Further evidence for the dermatological potential of EPS is provided by Touni et al. (2024) [7], who reported that EPSs derived from B. subtilis significantly suppressed depigmentation in a vitiligo model, suggesting their applicability in skin whitening and pigmentation regulation. From an industrial standpoint, the EPS’s thermal stability, amorphous morphology, and antioxidant capacity enhance its applicability in pharmaceuticals, nutraceuticals, and personal care products.
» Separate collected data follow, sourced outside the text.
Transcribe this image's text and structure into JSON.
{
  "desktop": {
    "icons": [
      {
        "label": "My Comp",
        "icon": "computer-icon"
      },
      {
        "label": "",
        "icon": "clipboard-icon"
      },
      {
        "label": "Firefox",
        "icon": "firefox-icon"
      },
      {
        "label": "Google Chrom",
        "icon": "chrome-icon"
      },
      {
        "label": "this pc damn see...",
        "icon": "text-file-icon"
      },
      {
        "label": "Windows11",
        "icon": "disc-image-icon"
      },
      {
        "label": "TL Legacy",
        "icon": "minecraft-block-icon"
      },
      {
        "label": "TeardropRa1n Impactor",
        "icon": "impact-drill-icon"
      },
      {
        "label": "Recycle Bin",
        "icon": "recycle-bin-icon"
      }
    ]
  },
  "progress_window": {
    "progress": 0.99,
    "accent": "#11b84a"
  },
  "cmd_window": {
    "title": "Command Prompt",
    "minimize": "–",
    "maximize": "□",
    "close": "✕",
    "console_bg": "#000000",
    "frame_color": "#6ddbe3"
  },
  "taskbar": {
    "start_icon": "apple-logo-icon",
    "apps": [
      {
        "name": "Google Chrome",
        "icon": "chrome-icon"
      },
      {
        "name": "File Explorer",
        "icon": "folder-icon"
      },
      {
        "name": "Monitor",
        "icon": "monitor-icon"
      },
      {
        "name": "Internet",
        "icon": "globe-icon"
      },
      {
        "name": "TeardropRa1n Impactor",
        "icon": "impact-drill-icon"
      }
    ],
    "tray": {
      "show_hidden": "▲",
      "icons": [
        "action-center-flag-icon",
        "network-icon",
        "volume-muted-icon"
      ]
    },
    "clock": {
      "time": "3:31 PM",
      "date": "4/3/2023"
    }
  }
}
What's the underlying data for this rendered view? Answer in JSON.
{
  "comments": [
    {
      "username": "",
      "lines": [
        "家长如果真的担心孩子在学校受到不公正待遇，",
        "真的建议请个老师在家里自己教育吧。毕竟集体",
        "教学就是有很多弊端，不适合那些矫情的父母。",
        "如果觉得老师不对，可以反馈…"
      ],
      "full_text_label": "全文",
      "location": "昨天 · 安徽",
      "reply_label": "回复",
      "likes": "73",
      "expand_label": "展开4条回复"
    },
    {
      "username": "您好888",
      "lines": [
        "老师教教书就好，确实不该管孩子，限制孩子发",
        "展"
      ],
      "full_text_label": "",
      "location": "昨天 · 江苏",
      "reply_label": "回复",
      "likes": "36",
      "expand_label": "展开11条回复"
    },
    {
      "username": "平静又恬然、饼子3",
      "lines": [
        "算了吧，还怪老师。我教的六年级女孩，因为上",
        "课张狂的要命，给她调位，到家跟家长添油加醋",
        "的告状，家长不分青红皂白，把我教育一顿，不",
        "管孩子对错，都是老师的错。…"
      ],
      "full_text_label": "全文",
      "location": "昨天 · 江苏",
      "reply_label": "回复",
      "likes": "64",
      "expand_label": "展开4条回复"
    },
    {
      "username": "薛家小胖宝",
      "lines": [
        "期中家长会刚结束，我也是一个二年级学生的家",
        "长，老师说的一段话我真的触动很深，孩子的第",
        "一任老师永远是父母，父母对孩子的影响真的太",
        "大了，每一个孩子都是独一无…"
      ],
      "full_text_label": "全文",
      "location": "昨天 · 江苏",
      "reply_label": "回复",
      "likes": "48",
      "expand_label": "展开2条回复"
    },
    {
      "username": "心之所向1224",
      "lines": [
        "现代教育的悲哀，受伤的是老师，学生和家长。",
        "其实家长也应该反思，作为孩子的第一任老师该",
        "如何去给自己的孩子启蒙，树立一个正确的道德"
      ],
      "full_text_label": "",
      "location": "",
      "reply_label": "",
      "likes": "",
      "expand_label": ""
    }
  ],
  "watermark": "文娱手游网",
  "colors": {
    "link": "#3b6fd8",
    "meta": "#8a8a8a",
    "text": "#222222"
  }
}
Collectively, these results underscore the broad-spectrum bioactivities of the EPS, establishing it as a promising multifunctional biopolymer for anticancer and skin care formulations.

4. Conclusions

This study demonstrates the successful valorization of agro-industrial by-products—RBR and SBM—as cost-effective substrates for enhanced EPS production using B. tequilensis PS21. The EPS produced from RBR alone showed notable bioactivities, including strong antioxidant properties (65.5% DPPH scavenging, 80.5% hydroxyl radical scavenging, and 6.51 mg Fe²⁺/g FRAP) and antimicrobial effects against S. agalactiae and S. aureus. Optimization through RSM, employing RBR and SBM as co-substrates, increased EPS yield to 39.82 g/L—a 15-fold improvement over unoptimized conditions. The optimized EPS was characterized as a glucose-rich, structurally homogeneous, and thermally stable polymer with an amorphous morphology. Functionally, it exhibited anticancer activity against MCF-7 and HeLa cells (IC₅₀ ≈ 224–227 µg/mL at 72 h) along with antiproliferative and anti-migratory effects. Additionally, its inhibition of tyrosinase, collagenase, and elastase underscores its potential as a bioactive ingredient in cosmetic formulations targeting skin aging and hyperpigmentation. These findings highlight the cost-effective and eco-friendly innovation of coupling agro-waste valorization with bioprocess optimization to produce multifunctional EPSs with broad applications in food preservation, pharmaceutical excipients, nutraceuticals, and cosmeceuticals. This sustainable approach aligns with the BCG economic model, demonstrating how local bioresources can be transformed into high-value biopolymers that support both environmental and industrial goals.